## Use a numpy matrix / vector to perform calculation will be much more faster than multiple loops in python

### This trick is very useful when dealing with large scale data

In [1]:
import numpy as np
import time

In [2]:
A = np.random.rand(5000)
B = np.random.rand(10000)

Says you have 2 array, and you need to calculate the differences between each element in A and B, which means the result will be a 5000*10000 matrix    

Simply use two loops in python can solve it easily but slowly

In [3]:
startLoop = time.clock()
diffLoop = []
for i in range(len(A)):
    temp = []
    for j in range(len(B)):
        temp.append(A[i]-B[j])
    diffLoop.append(temp)
timeLoop = time.clock()-startLoop

In [4]:
len(diffLoop),len(diffLoop[0])

(5000, 10000)

In [5]:
print('Time costed with Python loop: ',timeLoop,'s')

Time costed with Python loop:  15.26 s


**Actually you can perfrom it faster with numpy subtraction, but the problem is how?**

In [6]:
A-B

ValueError: operands could not be broadcast together with shapes (5000,) (10000,) 

**Obviously it is not allowed to do that neither in math nor program, but the only thing you need is just reshaping the tensor like this.**

In [7]:
startNp = time.clock()
A = A.reshape(A.shape[0],1)
diffNp = A-B
timeNp = time.clock()-startNp

In [8]:
diffNp.shape

(5000, 10000)

In [9]:
(diffNp == diffLoop).all() # the result is same

True

In [10]:
print('Time costed with numpy: ',timeNp,'s')

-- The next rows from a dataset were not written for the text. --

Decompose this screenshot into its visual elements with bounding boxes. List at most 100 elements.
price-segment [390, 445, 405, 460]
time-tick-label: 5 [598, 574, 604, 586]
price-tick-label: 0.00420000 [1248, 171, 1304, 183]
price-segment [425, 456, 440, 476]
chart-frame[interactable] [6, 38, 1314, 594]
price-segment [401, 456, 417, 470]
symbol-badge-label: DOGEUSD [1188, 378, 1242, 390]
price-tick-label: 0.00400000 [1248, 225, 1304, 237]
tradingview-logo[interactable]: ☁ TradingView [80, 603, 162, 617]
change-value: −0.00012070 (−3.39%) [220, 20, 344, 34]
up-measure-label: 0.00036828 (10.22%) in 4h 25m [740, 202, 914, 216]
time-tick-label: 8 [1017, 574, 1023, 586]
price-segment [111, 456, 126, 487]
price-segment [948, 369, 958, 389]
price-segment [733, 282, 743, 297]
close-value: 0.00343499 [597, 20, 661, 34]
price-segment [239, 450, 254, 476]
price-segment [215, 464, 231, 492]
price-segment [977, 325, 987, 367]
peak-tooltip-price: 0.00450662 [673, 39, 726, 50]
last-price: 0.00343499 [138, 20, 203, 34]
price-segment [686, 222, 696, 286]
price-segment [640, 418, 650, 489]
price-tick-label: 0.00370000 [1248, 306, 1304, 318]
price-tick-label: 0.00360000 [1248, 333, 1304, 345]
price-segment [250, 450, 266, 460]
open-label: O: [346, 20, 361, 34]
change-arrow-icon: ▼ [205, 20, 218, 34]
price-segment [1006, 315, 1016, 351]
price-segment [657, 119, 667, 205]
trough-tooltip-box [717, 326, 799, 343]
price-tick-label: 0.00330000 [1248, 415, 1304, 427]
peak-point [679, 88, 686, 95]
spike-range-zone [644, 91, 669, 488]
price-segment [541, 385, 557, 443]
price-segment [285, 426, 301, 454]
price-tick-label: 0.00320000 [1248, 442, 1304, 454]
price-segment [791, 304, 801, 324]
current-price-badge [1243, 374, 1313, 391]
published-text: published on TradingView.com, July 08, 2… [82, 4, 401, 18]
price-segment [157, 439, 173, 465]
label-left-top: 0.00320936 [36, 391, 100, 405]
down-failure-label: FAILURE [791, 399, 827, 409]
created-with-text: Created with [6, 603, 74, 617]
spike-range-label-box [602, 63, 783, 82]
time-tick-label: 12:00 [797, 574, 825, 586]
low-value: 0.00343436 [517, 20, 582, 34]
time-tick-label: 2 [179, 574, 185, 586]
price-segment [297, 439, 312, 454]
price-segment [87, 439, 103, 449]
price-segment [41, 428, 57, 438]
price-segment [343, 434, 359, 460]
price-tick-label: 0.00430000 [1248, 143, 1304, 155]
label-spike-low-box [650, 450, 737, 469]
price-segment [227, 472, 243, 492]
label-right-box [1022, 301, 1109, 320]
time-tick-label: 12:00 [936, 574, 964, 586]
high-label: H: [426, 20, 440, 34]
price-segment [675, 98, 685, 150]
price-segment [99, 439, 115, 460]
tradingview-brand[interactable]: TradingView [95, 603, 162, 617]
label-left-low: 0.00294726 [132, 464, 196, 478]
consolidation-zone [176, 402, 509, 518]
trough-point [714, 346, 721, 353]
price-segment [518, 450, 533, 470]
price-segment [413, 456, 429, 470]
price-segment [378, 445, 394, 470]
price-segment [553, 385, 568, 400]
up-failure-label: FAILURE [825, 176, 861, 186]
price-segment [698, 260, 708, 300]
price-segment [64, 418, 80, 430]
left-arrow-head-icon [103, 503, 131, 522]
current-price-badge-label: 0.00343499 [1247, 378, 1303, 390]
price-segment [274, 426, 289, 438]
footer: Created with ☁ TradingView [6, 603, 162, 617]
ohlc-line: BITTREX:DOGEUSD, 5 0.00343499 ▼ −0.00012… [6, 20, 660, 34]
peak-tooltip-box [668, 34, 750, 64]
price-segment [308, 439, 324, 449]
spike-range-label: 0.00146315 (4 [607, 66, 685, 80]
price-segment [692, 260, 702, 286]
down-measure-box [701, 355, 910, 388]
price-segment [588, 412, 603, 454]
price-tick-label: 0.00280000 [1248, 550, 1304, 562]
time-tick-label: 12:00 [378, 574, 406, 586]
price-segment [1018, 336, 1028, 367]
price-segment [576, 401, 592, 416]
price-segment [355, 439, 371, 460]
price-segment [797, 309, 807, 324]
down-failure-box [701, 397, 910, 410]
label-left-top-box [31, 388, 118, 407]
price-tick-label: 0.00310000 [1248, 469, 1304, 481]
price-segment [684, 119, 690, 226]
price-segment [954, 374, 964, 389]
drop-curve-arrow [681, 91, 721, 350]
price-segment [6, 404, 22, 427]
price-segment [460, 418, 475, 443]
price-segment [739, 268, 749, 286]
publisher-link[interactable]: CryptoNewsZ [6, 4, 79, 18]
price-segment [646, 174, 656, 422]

Time costed with numpy:  0.14999999999999858 s


**The reason is the broadcasting feature in Numpy: https://docs.scipy.org/doc/numpy-1.15.0/user/basics.broadcasting.html .  The smaller array is “broadcast” across the larger array so that they have compatible shapes.**

It is allowed to calculate array with different dimensions as long as one of them is one    

When a numpy calculation is performed, their dimensions will aligned from lowest dimension (right side). If two dimensions are same or one of them is 1, then this dimension is compatible, all the level of dimensions should meet this requirement. Missed dimensions will be treated as 1.

In [11]:
x,y = np.arange(5),np.arange(3)
x.shape,y.shape

((5,), (3,))

In [12]:
x-y

ValueError: operands could not be broadcast together with shapes (5,) (3,) 

In [13]:
newX = x.reshape(x.shape[0],1)

In [14]:
newX - y

array([[ 0, -1, -2],
       [ 1,  0, -1],
       [ 2,  1,  0],
       [ 3,  2,  1],
       [ 4,  3,  2]])

In [15]:
newX.shape,y.shape

((5, 1), (3,))

The shape of y is change to (1,3) here